The city also could address parking in the short term by regulating spots and creating hybrid short-term and permit parking, said Pongonis and MKSK principal Chris Hermann.
Several parking regulations for Market Square already were unveiled last year as part of a new parking policy. Signs include such stipulations as customer parking only and no student parking, according to the policy. Violators won't be towed but they will be fined $35.
ThisWeek reached out to a few business owners in the area to gauge their opinions.
Katherine Elliott, co-owner of Tailfeathers Accessories Boutique at 220 Market St., said her staff members have not heard any parking complaints from customers.
However, Geoff Clark, who owns Veloscience in the same building, said additional parking spaces could be a boon during certain times of the day.
"It's definitely starting to get more crowded," he said.
Customers occasionally complain that they can't park right in front of his store, and that can be a challenge when dropping off bikes, Clark said.
And during weekday evenings around 6 p.m., parents lining up to pick up children from the New Albany branch of the Columbus Metropolitan Library, 200 Market St., creates a bit of a traffic jam, he said.
Still, Clark said, spots most always are available, albeit perhaps not in the most convenient locations.

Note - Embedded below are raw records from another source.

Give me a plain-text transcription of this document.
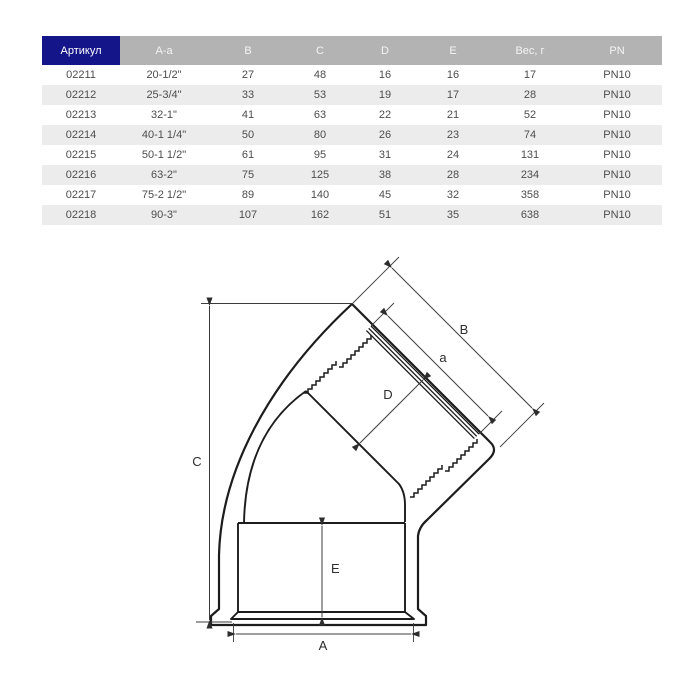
Артикул	A-a	B	C	D	E	Вес, г	PN
02211	20-1/2"	27	48	16	16	17	PN10
02212	25-3/4"	33	53	19	17	28	PN10
02213	32-1"	41	63	22	21	52	PN10
02214	40-1 1/4"	50	80	26	23	74	PN10
02215	50-1 1/2"	61	95	31	24	131	PN10
02216	63-2"	75	125	38	28	234	PN10
02217	75-2 1/2"	89	140	45	32	358	PN10
02218	90-3"	107	162	51	35	638	PN10
C
E
A
B
a
D
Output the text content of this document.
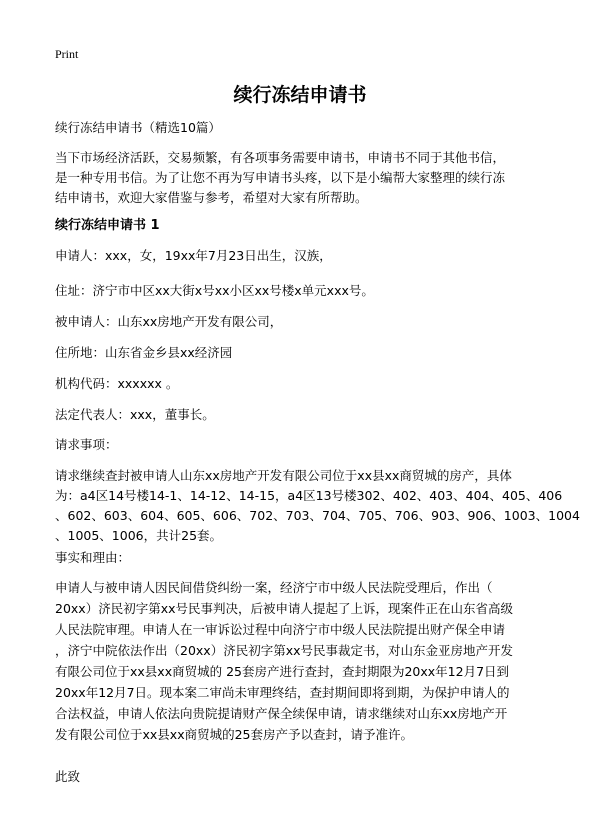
Print
续行冻结申请书
续行冻结申请书（精选10篇）
当下市场经济活跃，交易频繁，有各项事务需要申请书，申请书不同于其他书信，
是一种专用书信。为了让您不再为写申请书头疼，以下是小编帮大家整理的续行冻
结申请书，欢迎大家借鉴与参考，希望对大家有所帮助。
续行冻结申请书 1
申请人：xxx，女，19xx年7月23日出生，汉族，
住址：济宁市中区xx大街x号xx小区xx号楼x单元xxx号。
被申请人：山东xx房地产开发有限公司，
住所地：山东省金乡县xx经济园
机构代码：xxxxxx 。
法定代表人：xxx，董事长。
请求事项：
请求继续查封被申请人山东xx房地产开发有限公司位于xx县xx商贸城的房产，具体
为：a4区14号楼14-1、14-12、14-15，a4区13号楼302、402、403、404、405、406
、602、603、604、605、606、702、703、704、705、706、903、906、1003、1004
、1005、1006，共计25套。
事实和理由：
申请人与被申请人因民间借贷纠纷一案，经济宁市中级人民法院受理后，作出（
20xx）济民初字第xx号民事判决，后被申请人提起了上诉，现案件正在山东省高级
人民法院审理。申请人在一审诉讼过程中向济宁市中级人民法院提出财产保全申请
，济宁中院依法作出（20xx）济民初字第xx号民事裁定书，对山东金亚房地产开发
有限公司位于xx县xx商贸城的 25套房产进行查封，查封期限为20xx年12月7日到
20xx年12月7日。现本案二审尚未审理终结，查封期间即将到期，为保护申请人的
合法权益，申请人依法向贵院提请财产保全续保申请，请求继续对山东xx房地产开
发有限公司位于xx县xx商贸城的25套房产予以查封，请予准许。
此致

What the city ultimately will do is unclear, but several options could be on the table, according to Chrysler.
In the near future, City Council could explore converting some street spaces to short-term parking, as well as some minor reconfigurations to the Market Square lot, Chrysler said.
In addition to determining a location for the short-term spaces, council members would need to determine enforcement, such as metered or police-monitored parking, she said.
Another initiative would be City Council's evaluation of three 5-minute walking destinations that could benefit from parking improvements, Chrysler said.
Those destinations are Village Hall, behind the CVS store near the Johnstown Road and Market Street roundabout and behind the Heit Center.
The 67-space public lot behind Village Hall already is open to the public during events, Chrysler said. The Market Square lot is behind the Heit Center.
The long-term solution could include City Council's decision whether to resurface and restripe the Market Square lot or build a parking garage, she said.
The city would need to analyze many development factors before determining the necessity of a parking garage, said City Manager Joe Stefanov.
Such factors include development patterns, demand for parking, the cost of various parking alternatives, funding mechanisms, safety, ease of access and aesthetics, he said.
"I think it is premature for council or the administration to arrive at any conclusions regarding a parking structure," he said.
Mayor Sloan Spalding also said it's too early to know whether a parking garage would be a good solution for the city.
"We have a lot of homework to do," he said.
During the March 21 meeting, Matt Shull said he liked the look of the parking garage in Grandview Yard and restriping the Market Square lot might not provide a long-term solution.
When asked later last week about his thoughts on a garage in New Albany, he said more research would be required before determining whether a parking garage is needed and he is not sure whether a garage would bother residents.